A nurse is providing teaching to a client who is receiving chemotherapy and has a new prescription for epoetin alfa. Which of the following client statements indicates an understanding of the teaching?
(A) "I will monitor my blood pressure while taking this medication."
(B) "I should take a vitamin D supplement to increase the effectiveness of the medication."
(C) "I should inform the provider if I experience an increased appetite while taking this medication."
(D) "I will decrease the amount of protein in my diet while taking this medication."
(A) "I will monitor my blood pressure while taking this medication."
RATIONALE: The client should monitor their blood pressure while taking this medication because HTN is a common adverse effect and can lead to hypertensive encephalopathy.
A nurse is caring for a client who is having a seizure. Which of the following interventions is the nurse's priority?
(A) Loosen the clothing around the client's neck
(B) Check the client's pupillary response
(C) Turn the client to the side
(D) Move furniture away from the client
(C) Turn the client to the side
RATIONALE: The greatest risk to this client is hypoxia from an impaired airway. Therefore, the priority intervention the nurse should take is to place the client in a side-lying position to prevent aspiration.
A nurse is assessing a client following the completion of hemodialysis. Which of the following findings is the nurse's priority to report to the provider?
(A) Temperature 37.2 C (99 F)
(B) Blood pressure 100/70 mmHg
(C) Weight loss
(D) Restlessness
(D) Restlessness
RATIONALE: Using the urgent vs. nonurgent approach to client care, the nurse should determine that the priority finding to report to the provider is restlessness, which can be an indication the client is experiencing disequilibrium syndrome. Disequilibrium syndrome is caused by the rapid removal of electrolytes from the client's blood and can lead to dysrhythmias or seizures. Other manifestations include nausea, vomiting, fatigue, and headache.
A nurse is preparing a client for a bronchoscopy. Which of the following actions should the nurse take? (Select all that apply.)
A. Explain that the client will receive sedation and will not remember the procedure.

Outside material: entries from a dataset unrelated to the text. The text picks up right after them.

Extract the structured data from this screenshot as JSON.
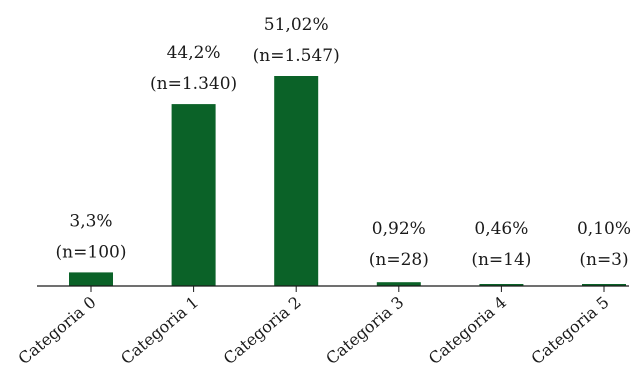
{
  "chart_data": {
    "type": "bar",
    "categories": [
      "Categoria 0",
      "Categoria 1",
      "Categoria 2",
      "Categoria 3",
      "Categoria 4",
      "Categoria 5"
    ],
    "values": [
      3.3,
      44.2,
      51.02,
      0.92,
      0.46,
      0.1
    ],
    "value_labels": [
      "3,3%",
      "44,2%",
      "51,02%",
      "0,92%",
      "0,46%",
      "0,10%"
    ],
    "count_labels": [
      "(n=100)",
      "(n=1.340)",
      "(n=1.547)",
      "(n=28)",
      "(n=14)",
      "(n=3)"
    ],
    "title": "",
    "xlabel": "",
    "ylabel": "",
    "ylim": [
      0,
      55
    ],
    "grid": false,
    "bar_color": "#0b6228",
    "axis_color": "#1a1a1a"
  }
}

B. Verify that the client understands the purpose and nature of the procedure.
C. Offer the client sips of clear liquids until 1 hr before the test.
D. Obtain a pre-procedural sputum specimen.
E. Instruct the client to keep his neck in a neutral position.
A, B
For a bronchoscopy, clients typically receive premedication with a benzodiazepine or an opioid to ensure sedation and amnesia. The client will have signed a consent form, so the nurse should verify that the provider explained the procedure and that the client understands it.
Incorrect Answers:
C. The client should remain NPO for 4 to 8 hours prior to the procedure to minimize aspiration risk.
D. The provider can obtain any necessary sputum specimens during the procedure.
E. The client’s neck will be hyperextended to bring the pharynx into alignment with the trachea and to allow insertion of the scope without trauma.
A nurse is providing discharge teaching to a client who is postoperative following a modified radical mastectomy. Which of the following instructions should the nurse include?
(A) Flex the affected arm when ambulating
(B) Numbness can occur along the inside of the affected arm
(C) Begin ROM exercises 1 day after surgery
(D) Dress in clothing that fits snugly
(B) Numbness can occur along the inside of the affected arm
RATIONALE: The nurse should instruct the client that numbness can occur near the incision and along the inside of the affected arm due to nerve injury.